What it tells us is that ‘deliberately funny bad’ sells. But only if it’s good. It demands more skill than serious ‘good’ writing  – getting that deadpan irony right is difficult. Like the movie makers, the writer has to be able to do ‘bad’ without appearing ‘incompetent’ – to wink at the reader and get them to laugh with them – not at them. The tongue has to be planted firmly in the cheek.

Harking back to the movies for a moment – the master at this sort of thing remains Vincent Price (1911-1993). A very fine dramatic actor, but also a great comedian. Check out Champagne for Caesar (1950). Very funny. He got the balance spot on.

Your thoughts? And have you seen Sharknado yet?

Copyright © Matthew Wright 2013


7 thoughts on “Write it now, part 27: when badder is better

  1. I’ve only seen the SHARKNADO trailer, and love it already. I’m a big fan of when-badder-is-better, so I’m looking forward to seeing the entire film. Mel Brooks’ BLAZING SADDLES is another example of badder-is-better. A true rip on the classic western trope.

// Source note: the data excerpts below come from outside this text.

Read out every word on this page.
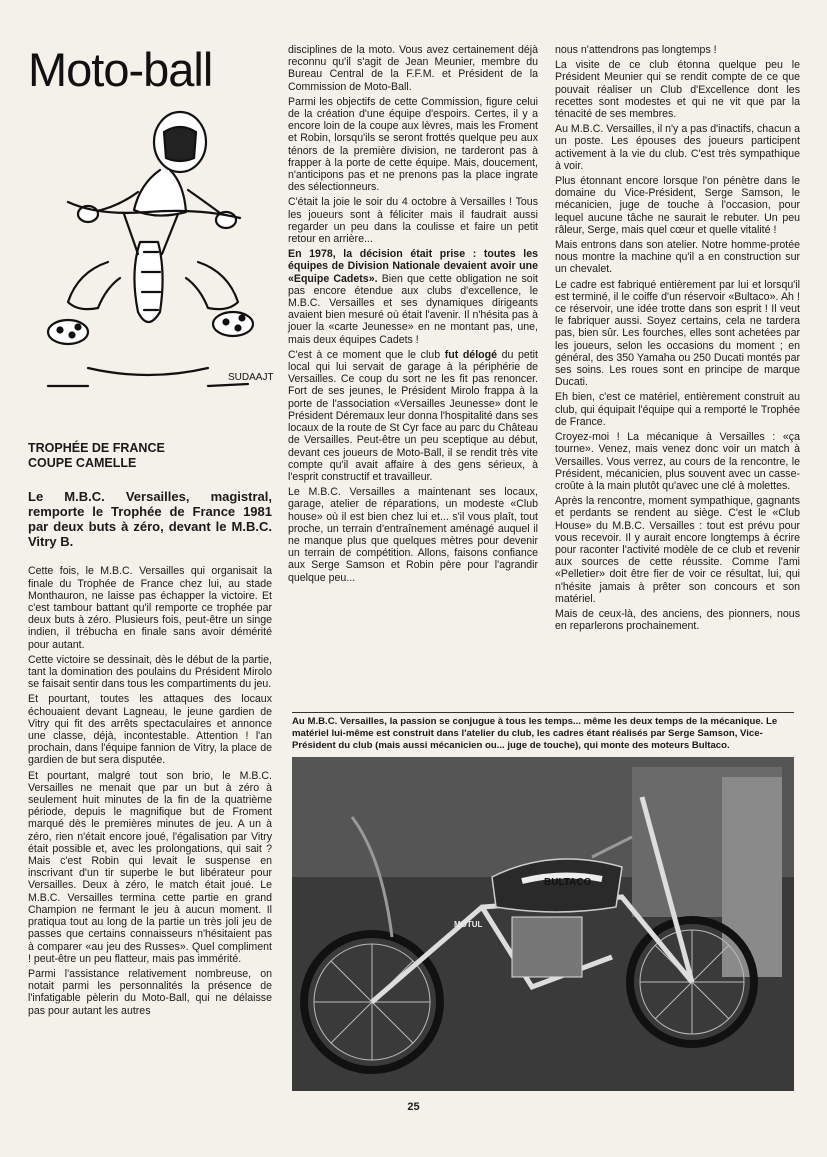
Moto-ball
SUDAAJT

TROPHÉE DE FRANCE

COUPE CAMELLE

Le M.B.C. Versailles, magistral, remporte le Trophée de France 1981 par deux buts à zéro, devant le M.B.C. Vitry B.

Cette fois, le M.B.C. Versailles qui organisait la finale du Trophée de France chez lui, au stade Monthauron, ne laisse pas échapper la victoire. Et c'est tambour battant qu'il remporte ce trophée par deux buts à zéro. Plusieurs fois, peut-être un singe indien, il trébucha en finale sans avoir démérité pour autant.

Cette victoire se dessinait, dès le début de la partie, tant la domination des poulains du Président Mirolo se faisait sentir dans tous les compartiments du jeu.

Et pourtant, toutes les attaques des locaux échouaient devant Lagneau, le jeune gardien de Vitry qui fit des arrêts spectaculaires et annonce une classe, déjà, incontestable. Attention ! l'an prochain, dans l'équipe fannion de Vitry, la place de gardien de but sera disputée.

Et pourtant, malgré tout son brio, le M.B.C. Versailles ne menait que par un but à zéro à seulement huit minutes de la fin de la quatrième période, depuis le magnifique but de Froment marqué dès le premières minutes de jeu. A un à zéro, rien n'était encore joué, l'égalisation par Vitry était possible et, avec les prolongations, qui sait ? Mais c'est Robin qui levait le suspense en inscrivant d'un tir superbe le but libérateur pour Versailles. Deux à zéro, le match était joué. Le M.B.C. Versailles termina cette partie en grand Champion ne fermant le jeu à aucun moment. Il pratiqua tout au long de la partie un très joli jeu de passes que certains connaisseurs n'hésitaient pas à comparer «au jeu des Russes». Quel compliment ! peut-être un peu flatteur, mais pas immérité.

Parmi l'assistance relativement nombreuse, on notait parmi les personnalités la présence de l'infatigable pèlerin du Moto-Ball, qui ne délaisse pas pour autant les autres

disciplines de la moto. Vous avez certainement déjà reconnu qu'il s'agit de Jean Meunier, membre du Bureau Central de la F.F.M. et Président de la Commission de Moto-Ball.

Parmi les objectifs de cette Commission, figure celui de la création d'une équipe d'espoirs. Certes, il y a encore loin de la coupe aux lèvres, mais les Froment et Robin, lorsqu'ils se seront frottés quelque peu aux ténors de la première division, ne tarderont pas à frapper à la porte de cette équipe. Mais, doucement, n'anticipons pas et ne prenons pas la place ingrate des sélectionneurs.

C'était la joie le soir du 4 octobre à Versailles ! Tous les joueurs sont à féliciter mais il faudrait aussi regarder un peu dans la coulisse et faire un petit retour en arrière...

En 1978, la décision était prise : toutes les équipes de Division Nationale devaient avoir une «Equipe Cadets». Bien que cette obligation ne soit pas encore étendue aux clubs d'excellence, le M.B.C. Versailles et ses dynamiques dirigeants avaient bien mesuré où était l'avenir. Il n'hésita pas à jouer la «carte Jeunesse» en ne montant pas, une, mais deux équipes Cadets !

C'est à ce moment que le club fut délogé du petit local qui lui servait de garage à la périphérie de Versailles. Ce coup du sort ne les fit pas renoncer. Fort de ses jeunes, le Président Mirolo frappa à la porte de l'association «Versailles Jeunesse» dont le Président Déremaux leur donna l'hospitalité dans ses locaux de la route de St Cyr face au parc du Château de Versailles. Peut-être un peu sceptique au début, devant ces joueurs de Moto-Ball, il se rendit très vite compte qu'il avait affaire à des gens sérieux, à l'esprit constructif et travailleur.

Le M.B.C. Versailles a maintenant ses locaux, garage, atelier de réparations, un modeste «Club house» où il est bien chez lui et... s'il vous plaît, tout proche, un terrain d'entraînement aménagé auquel il ne manque plus que quelques mètres pour devenir un terrain de compétition. Allons, faisons confiance aux Serge Samson et Robin père pour l'agrandir quelque peu...

nous n'attendrons pas longtemps !

La visite de ce club étonna quelque peu le Président Meunier qui se rendit compte de ce que pouvait réaliser un Club d'Excellence dont les recettes sont modestes et qui ne vit que par la ténacité de ses membres.

Au M.B.C. Versailles, il n'y a pas d'inactifs, chacun a un poste. Les épouses des joueurs participent activement à la vie du club. C'est très sympathique à voir.

Plus étonnant encore lorsque l'on pénètre dans le domaine du Vice-Président, Serge Samson, le mécanicien, juge de touche à l'occasion, pour lequel aucune tâche ne saurait le rebuter. Un peu râleur, Serge, mais quel cœur et quelle vitalité !

Mais entrons dans son atelier. Notre homme-protée nous montre la machine qu'il a en construction sur un chevalet.

Le cadre est fabriqué entièrement par lui et lorsqu'il est terminé, il le coiffe d'un réservoir «Bultaco». Ah ! ce réservoir, une idée trotte dans son esprit ! Il veut le fabriquer aussi. Soyez certains, cela ne tardera pas, bien sûr. Les fourches, elles sont achetées par les joueurs, selon les occasions du moment ; en général, des 350 Yamaha ou 250 Ducati montés par ses soins. Les roues sont en principe de marque Ducati.

Eh bien, c'est ce matériel, entièrement construit au club, qui équipait l'équipe qui a remporté le Trophée de France.

Croyez-moi ! La mécanique à Versailles : «ça tourne». Venez, mais venez donc voir un match à Versailles. Vous verrez, au cours de la rencontre, le Président, mécanicien, plus souvent avec un casse-croûte à la main plutôt qu'avec une clé à molettes.

Après la rencontre, moment sympathique, gagnants et perdants se rendent au siège. C'est le «Club House» du M.B.C. Versailles : tout est prévu pour vous recevoir. Il y aurait encore longtemps à écrire pour raconter l'activité modèle de ce club et revenir aux sources de cette réussite. Comme l'ami «Pelletier» doit être fier de voir ce résultat, lui, qui n'hésite jamais à prêter son concours et son matériel.

Mais de ceux-là, des anciens, des pionners, nous en reparlerons prochainement.

Au M.B.C. Versailles, la passion se conjugue à tous les temps... même les deux temps de la mécanique. Le matériel lui-même est construit dans l'atelier du club, les cadres étant réalisés par Serge Samson, Vice-Président du club (mais aussi mécanicien ou... juge de touche), qui monte des moteurs Bultaco.

BULTACO
MOTUL
25
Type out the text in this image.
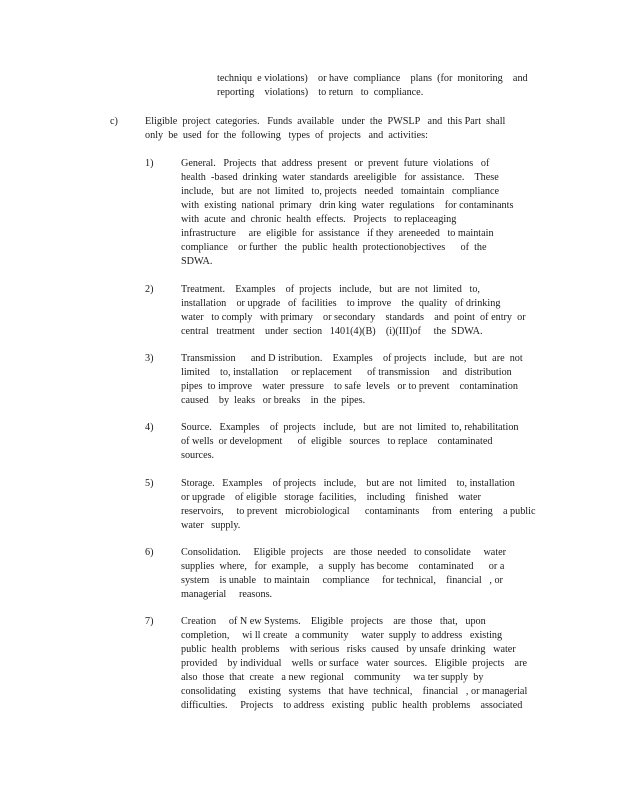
techniqu  e violations)    or have  compliance    plans  (for  monitoring    and
reporting    violations)    to return   to  compliance.
c)	Eligible  project  categories.   Funds  available   under  the  PWSLP   and  this Part  shall
only  be  used  for  the  following   types  of  projects   and  activities:
1)	General.   Projects  that  address  present   or  prevent  future  violations   of
health  -based  drinking  water  standards  areeligible   for  assistance.    These
include,   but  are  not  limited   to, projects   needed   tomaintain   compliance
with  existing  national  primary   drin king  water  regulations    for contaminants
with  acute  and  chronic  health  effects.   Projects   to replaceaging
infrastructure     are  eligible  for  assistance   if they  areneeded   to maintain
compliance    or further   the  public  health  protectionobjectives      of  the
SDWA.
2)	Treatment.    Examples    of  projects   include,   but  are  not  limited   to,
installation    or upgrade   of  facilities    to improve    the  quality   of drinking
water   to comply   with primary    or secondary    standards    and  point  of entry  or
central   treatment    under  section   1401(4)(B)    (i)(III)of     the  SDWA.
3)	Transmission      and D istribution.    Examples    of projects   include,   but  are  not
limited    to, installation     or replacement      of transmission     and   distribution
pipes  to improve    water  pressure    to safe  levels   or to prevent    contamination
caused    by  leaks   or breaks    in  the  pipes.
4)	Source.   Examples    of  projects   include,   but  are  not  limited  to, rehabilitation
of wells  or development      of  eligible   sources   to replace    contaminated
sources.
5)	Storage.   Examples    of projects   include,    but are  not  limited    to, installation
or upgrade    of eligible   storage  facilities,    including    finished    water
reservoirs,     to prevent   microbiological      contaminants     from   entering    a public
water   supply.
6)	Consolidation.     Eligible  projects    are  those  needed   to consolidate     water
supplies  where,   for  example,    a  supply  has become    contaminated      or a
system    is unable   to maintain     compliance     for technical,    financial   , or
managerial     reasons.
7)	Creation     of N ew Systems.    Eligible   projects    are  those   that,   upon
completion,     wi ll create   a community     water  supply  to address   existing
public  health  problems    with serious   risks  caused   by unsafe  drinking   water
provided    by individual    wells  or surface   water  sources.   Eligible  projects    are
also  those  that  create   a new  regional    community     wa ter supply  by
consolidating     existing   systems   that  have  technical,    financial   , or managerial
difficulties.     Projects    to address   existing   public  health  problems    associated
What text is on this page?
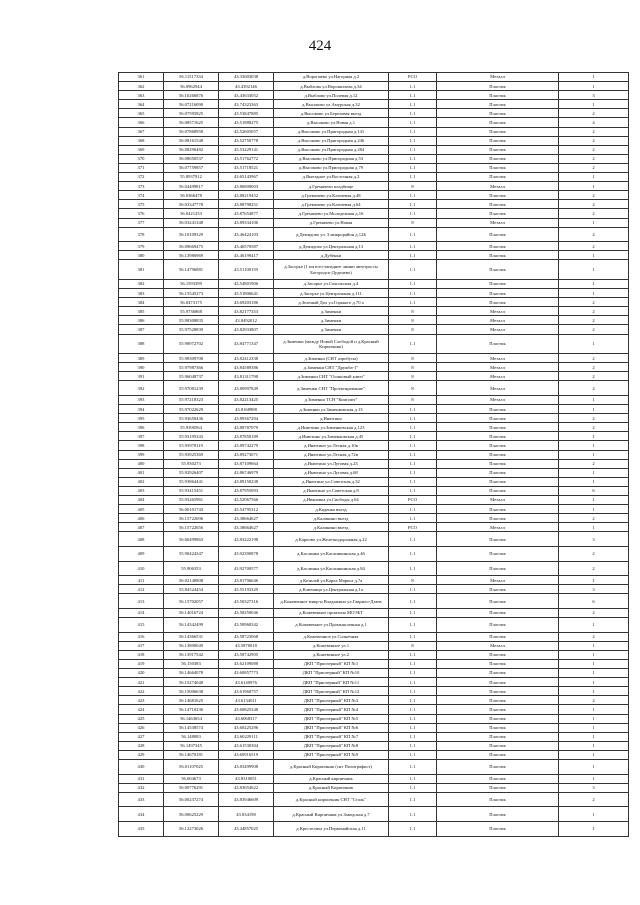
424
361	56.11517334	43.33603038	д.Воропаево ул.Нагорная д.2	РСО	Металл	1
362	56.0962944	43.4392146	д.Выблово ул.Ворошилова д.34	1.1	Пластик	1
363	56.10266876	43.43633052	д.Выблово ул.Полевая д.12	1.1	Пластик	3
364	56.07216090	43.74323363	д.Высоково ул.Амурская д.32	1.1	Пластик	1
365	56.07595825	43.53847885	д.Высоково ул.Березовая въезд	1.1	Пластик	2
366	56.08571625	43.51888275	д.Высоково ул.Новая д.1	1.1	Пластик	4
367	56.07868958	43.52605057	д.Высоково ул.Пригородная д.141	1.1	Пластик	2
368	56.08161548	43.52750778	д.Высоково ул.Пригородная д.246	1.1	Пластик	2
369	56.08290482	43.53229141	д.Высоково ул.Пригородная д.284	1.1	Пластик	2
370	56.08050537	43.51762772	д.Высоково ул.Пригородная д.53	1.1	Пластик	2
371	56.07759857	43.51718521	д.Высоково ул.Пригородная д.79	1.1	Пластик	2
372	55.8937912	43.65143967	д.Выездное ул.Восточная д.2	1.1	Пластик	1
373	56.04499817	43.86800003	д.Гремячево кладбище	8	Металл	1
374	56.0366478	43.88219452	д.Гремячево ул.Ключевая д.48	1.1	Пластик	2
375	56.03347778	43.88798251	д.Гремячево ул.Ключевая д.64	1.1	Пластик	2
376	56.0421253	43.87654877	д.Гремячево ул.Молодежная д.16	1.1	Пластик	2
377	56.03241348	43.89334106	д.Гремячево ул.Новая	8	Металл	1
378	56.10109329	43.46424103	д.Демидово ул. 3 микрорайон д.12Б	1.1	Пластик	2
379	56.09669475	43.46570587	д.Демидово ул.Центральная д.13	1.1	Пластик	2
380	56.13986969	43.46199417	д.Дубёнки	1.1	Пластик	1
381	56.14796881	43.51100159	д.Засорье (1 км юго-западнее линии автотрассы Богородск-Дуденево)	1.1	Пластик	1
382	56.1593399	43.54801906	д.Засорье ул.Сокольская д.4	1.1	Пластик	1
383	56.15545273	43.51806641	д.Засорье ул.Центральная д.111	1.1	Пластик	1
384	56.0473175	43.69203186	д.Зеленый Дол ул.Горького д.70 а	1.1	Пластик	2
385	55.9736868	43.82177353	д.Зименки	8	Металл	2
386	55.98308835	43.8492012	д.Зименки	8	Металл	2
387	55.97528839	43.82933807	д.Зименки	8	Металл	2
388	55.98972702	43.84771347	д.Зименки (между Новой Слободой и д.Красный Кирпичник)	1.1	Пластик	1
389	55.98309708	43.82412338	д.Зименки (СНТ аэробусы)	8	Металл	2
390	55.97987366	43.84589386	д.Зименки СНТ "Дружба-1"	8	Металл	2
391	55.96048737	43.81311798	д.Зименки СНТ "Осиновый ключ"	8	Металл	2
392	55.97081239	43.80997849	д.Зименки СНТ "Проектирование"	8	Металл	2
393	55.97218323	43.82213425	д.Зименки ТСН "Комплит"	8	Металл	1
394	55.97022629	43.8168988	д.Зименки ул.Зименковская д.13	1.1	Пластик	1
395	55.93650436	43.89367294	д.Инютино	1.1	Пластик	2
396	55.9390564	43.88787079	д.Инютино ул.Зименковская д.123	1.1	Пластик	2
397	55.93195343	43.87850189	д.Инютино ул.Зименковская д.45	1.1	Пластик	1
398	55.93978119	43.89742279	д.Инютино ул.Лесная д.10в	1.1	Пластик	1
399	55.93925369	43.89273071	д.Инютино ул.Лесная д.72в	1.1	Пластик	1
400	55.930273	43.87109664	д.Инютино ул.Луговая д.23	1.1	Пластик	2
401	55.92926407	43.86746979	д.Инютино ул.Луговая д.68	1.1	Пластик	1
402	55.93864441	43.89150238	д.Инютино ул.Советская д.32	1.1	Пластик	1
403	55.93415451	43.87955093	д.Инютино ул.Советская д.8	1.1	Пластик	6
404	55.93265961	43.52067566	д.Ивановка ул.Свободы д.64	РСО	Металл	1
405	56.00101743	43.54795312	д.Каденка въезд	1.1	Пластик	1
406	56.15722696	43.38664627	д.Калинино въезд	1.1	Пластик	2
407	56.15722656	43.38664627	д.Калинино въезд	РСО	Металл	1
408	56.06499863	43.83222198	д.Карпово ул.Железнодорожная д.22	1.1	Пластик	3
409	55.90424347	43.92390878	д.Каслинка ул.Каслинкинская д.46	1.1	Пластик	2
410	55.906353	43.92700577	д.Каслинка ул.Каслинкинская д.84	1.1	Пластик	2
411	56.02140808	43.81796646	д.Кезилей ул.Карла Маркса д.7а	8	Металл	1
412	55.84524454	43.55193329	д.Ключищи ул.Центральная д.1а	1.1	Пластик	3
413	56.15702057	43.50327316	д.Кожевенное микр-н Владыкино ул.Гаврило-Дзаев	1.1	Пластик	6
414	56.14016724	43.58250046	д.Кожевенное промзона МОЭБТ	1.1	Пластик	2
415	56.14342499	43.58960342	д.Кожевенное ул.Промышленная д.1	1.1	Пластик	1
416	56.14366531	43.58723068	д.Кожевенное ул.Солнечная	1.1	Пластик	2
417	56.13800049	43.5870018	д.Кожевенное ул.1	8	Металл	1
418	56.13917542	43.58742905	д.Кожевенное ул.2	1.1	Пластик	1
419	56.150383	43.62109088	ДКП "Приозерный" КП №1	1.1	Пластик	1
420	56.14664078	43.60857773	ДКП "Приозерный" КП №10	1.1	Пластик	1
421	56.15274048	43.6140976	ДКП "Приозерный" КП №11	1.1	Пластик	1
422	56.15006638	43.61960757	ДКП "Приозерный" КП №12	1.1	Пластик	1
423	56.14681625	43.6134011	ДКП "Приозерный" КП №3	1.1	Пластик	2
424	56.14710236	43.60825348	ДКП "Приозерный" КП №4	1.1	Пластик	1
425	56.1463654	43.6068317	ДКП "Приозерный" КП №5	1.1	Пластик	1
426	56.14538574	43.60225296	ДКП "Приозерный" КП №6	1.1	Пластик	1
427	56.148083	43.60229111	ДКП "Приозерный" КП №7	1.1	Пластик	1
428	56.1497345	43.61530304	ДКП "Приозерный" КП №8	1.1	Пластик	1
429	56.14670181	43.60916519	ДКП "Приозерный" КП №9	1.1	Пластик	1
430	56.01107025	43.83499908	д.Красный Кирпичник (снт Полиграфист)	1.1	Пластик	1
431	56.004673	43.8310051	д.Красный кирпичник	1.1	Пластик	1
432	56.00776291	43.83654622	д.Красный Кирпичник	1.1	Пластик	3
433	56.00237274	43.83946609	д.Красный кирпичник СНТ "Сталь"	1.1	Пластик	2
434	56.00625229	43.834198	д.Красный Кирпичник ул.Заводская д.7	1.1	Пластик	1
435	56.12273026	43.44857025	д.Крестелиха ул.Первомайская д.11	1.1	Пластик	1
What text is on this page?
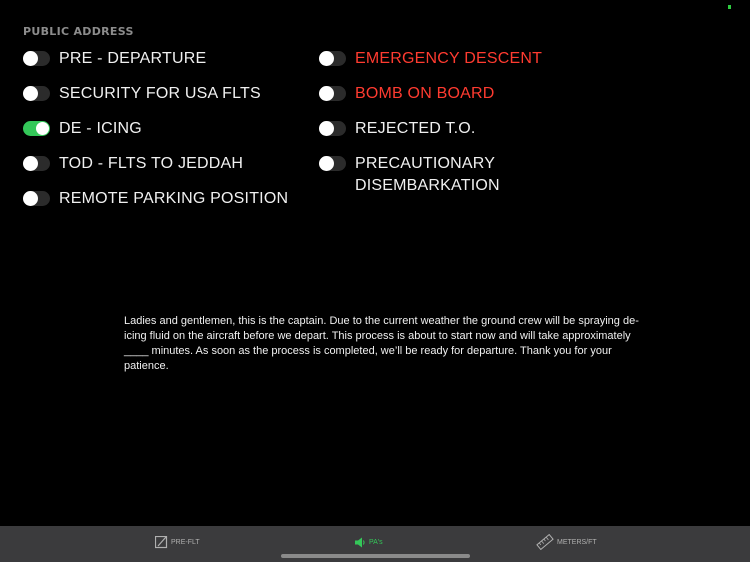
PUBLIC ADDRESS
PRE - DEPARTURE
SECURITY FOR USA FLTS
DE - ICING
TOD - FLTS TO JEDDAH
REMOTE PARKING POSITION
EMERGENCY DESCENT
BOMB ON BOARD
REJECTED T.O.
PRECAUTIONARY
DISEMBARKATION
Ladies and gentlemen, this is the captain. Due to the current weather the ground crew will be spraying de-icing fluid on the aircraft before we depart. This process is about to start now and will take approximately ____ minutes. As soon as the process is completed, we’ll be ready for departure. Thank you for your patience.
PRE-FLT	PA's	METERS/FT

    You are spot on about doing this type of story well. It takes more skill and smarts. But when you hit the mark, it’s pure genius. 😉

    1. I first saw ‘Blazing Saddles’ in its ‘edited for TV’ version, which was fine except they’d blanked the soundtrack in various places – especially the ‘eating beans around the fireplace’ scene, which was absolutely meaningless without the noises… 🙂

      We don’t get the US channels here in NZ so I haven’t seen Sharknado yet, but I expect it’ll be released on DVD soon enough. Will definitely have to catch it then.

  2. There is a great art of making something just bad enough to be amazing. The tricky part is not going over the tipping point and falling into the intolerable.

  3. Can’t we also include Monty Python here? And Douglas Adams. If you really think about it their gags are terrible, not to mention the overall plot lines, but their delivery is so spot-on you cannot help but love them.

    1. Absolutely. I am a total Python fan so I guess preaching to the converted here… What I find so impressive is that ‘Monty Python and the Holy Grail’ was done in precise B-movie style on the back of an infintesimal budget…and what more need be said about a movie becoming culturally iconic? I still recall spilling out of of a university lecture on medieval English history and hurtling down to see ‘Holy Grail’ for the third or fourth time, and learning more about medieval England from that than I did from the lecturer.

      Years later I heard an interview on radio with Terry Jones – a very accomplished scholar of Saxon literature and times – who said that one of his goals had been to create a totally authentic medieval atmosphere (within budget!) – for instance, by blackening teeth, and how frustrated he had been by the subsequent discovery that medieval peasants didn’t have bad teeth because sugar hadn’t been introduced quite then.

      I can’t say how utterly cool that movie is!

  4. I saw the Sharknado trailer and that was enough for me, though I did laugh at it. I live alone and a movie that terrible must be shared to be truly appreciated. And now for something completely different: I miss Vincent Price…great actor.